Most teenagers have anxiety and depression, but I probably had more than my fair share. The parasitic leech that was the all-boys' grammar school that I attended had feasted on my social skills, leaving in its wake a terrified husk. Although I had no real problem with playing my guitar and shouting in front of people, speaking to them was another matter entirely. In the band I felt at ease, in the real world I did not. Your 18th birthday is a time of great joy, where (in the UK at any rate) you cast aside the shackles of childhood and embrace the exciting new world of adult life. Your birthday cake might symbolize this happy transition by reflecting one of your great passions. Mine had a picture on it of a long-haired person who looked somewhat like me, slitting his wrists. That pretty much sums it up. Still, you can't lock yourself in your bedroom with your Iron Maiden albums for ever, and soon enough I tried to integrate with society. Between the ages of 16 and 18 this pretty much involved getting drunk. I quickly discovered that getting drunk made it much easier to speak to people, and getting really drunk made you unconscious and then the problem of speaking to people went away entirely. This situation was exacerbated by the sudden presence of girls in my social circle. I hadn't seen a girl since Clair Sparks; they were particularly problematic because not only did you have to talk to them, but what you said had to be really impressive because then they might become your girlfriend. Also, in 1990, girls didn't like to talk about Iron Maiden - they probably still don't. Speed dating1 didn't exist back then, but if it had it would have been a sick and twisted manifestation of hell on earth for me. The idea of having a highly pressured social situation where you have to think of something witty and amusing to say or be thrown to the baying vultures of eternal loneliness would have had me injecting pure alcohol into my eyeballs; at least that way I could be in a coma and unable to see the disappointment on the faces of those forced to spend 3 minutes in my company. That's what this chapter is all about: speed dating, oh, and mixed ANOVA too, but if I mention that you'll move swiftly on to the next chapter when the bell rings.

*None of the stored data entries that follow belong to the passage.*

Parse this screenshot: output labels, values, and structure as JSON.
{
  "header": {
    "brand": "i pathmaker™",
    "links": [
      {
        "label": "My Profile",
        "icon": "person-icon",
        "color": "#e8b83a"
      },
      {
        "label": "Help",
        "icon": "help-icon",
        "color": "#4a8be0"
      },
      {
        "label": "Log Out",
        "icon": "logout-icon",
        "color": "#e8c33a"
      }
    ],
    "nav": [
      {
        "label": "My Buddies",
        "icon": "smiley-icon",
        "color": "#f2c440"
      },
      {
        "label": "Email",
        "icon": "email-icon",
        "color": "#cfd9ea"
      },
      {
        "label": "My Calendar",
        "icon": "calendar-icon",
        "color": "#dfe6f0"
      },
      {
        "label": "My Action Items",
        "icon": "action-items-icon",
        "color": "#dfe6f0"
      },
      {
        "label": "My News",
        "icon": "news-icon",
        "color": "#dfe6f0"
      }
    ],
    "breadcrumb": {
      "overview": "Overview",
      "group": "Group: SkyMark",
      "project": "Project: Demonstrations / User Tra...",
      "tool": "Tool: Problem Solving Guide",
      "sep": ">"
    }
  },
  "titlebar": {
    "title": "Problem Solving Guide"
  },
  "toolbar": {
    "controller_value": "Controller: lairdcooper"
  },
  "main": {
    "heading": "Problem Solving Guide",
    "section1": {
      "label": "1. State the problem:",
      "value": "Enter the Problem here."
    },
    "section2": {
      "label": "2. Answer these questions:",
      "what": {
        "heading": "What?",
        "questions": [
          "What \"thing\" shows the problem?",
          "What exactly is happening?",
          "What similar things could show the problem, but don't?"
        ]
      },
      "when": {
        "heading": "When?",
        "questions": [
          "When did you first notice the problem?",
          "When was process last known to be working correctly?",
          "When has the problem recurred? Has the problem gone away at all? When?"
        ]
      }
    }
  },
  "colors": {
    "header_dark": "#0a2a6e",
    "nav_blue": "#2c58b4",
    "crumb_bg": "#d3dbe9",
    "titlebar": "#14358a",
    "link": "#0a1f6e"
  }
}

1 In case speed dating goes out of fashion and no one knows what I'm going on about, the basic idea is that lots of men and women turn up to a venue (or just men or just women if it's a gay night), one-half of the group sit individually at small tables and the remainder choose a table, get 3 minutes to impress the other person at the table with their tales of heteroscedastic data, then a bell rings and they get up and move to the next table. Having worked around all of the tables, the end of the evening is spent either stalking the person whom you fancied or avoiding the hideous mutant who was going on about heterosomethingorother.